Freedom of information audits are helping states and counties across the nation highlight the challenges in accessing public records

From the Winter 2004 issue of The News Media & The Law, page 34.

By Andrew Serros

Is requesting public records a crime? It may sometimes seem that way, especially to California resident Barry Duncan.

In 1997, a superintendent of schools in Willows, Calif., refused to allow Duncan to listen to an audio recording of the school board’s latest meeting. Duncan explained that he had a legal right of access to the tape under the California Public Records Act. In response, the superintendent called the police, placed Duncan under citizen’s arrest, and had him taken to jail.

“They had a tendency to have tapes disappear or have blank spaces, inexplicably,” Duncan said. “It was important for me to get the tape as soon as I could, and that it be the official transcript.”

While the superinten-dent’s response to the public information request was extreme, many state officials do not know or respect the laws that govern open records. For years, groups such as The Associated Press, state press associations and open government advocates have been bringing that problem to light.

Conducting audits to test local compliance with FOI laws, these organizations, among others, regularly send out reporters and local residents in search of public records.

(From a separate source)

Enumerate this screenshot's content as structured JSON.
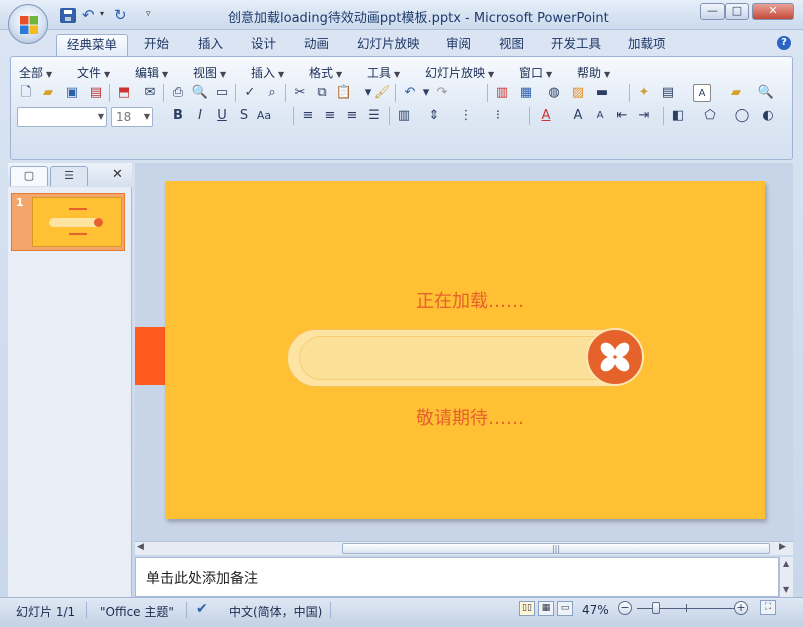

Police incident reports, teacher salaries, minutes from a city council meeting . . . information that, by law, is to be made available to any resident, without question, upon request.

The results have been eye-opening.

“They’ve created a lot of conversation. In some states, real change,” said Charles N. Davis, executive director of the Freedom of Information Center at the University of Missouri. “Before [these audits], in a lot of states we really couldn’t get anyone to believe that there was a problem with access.”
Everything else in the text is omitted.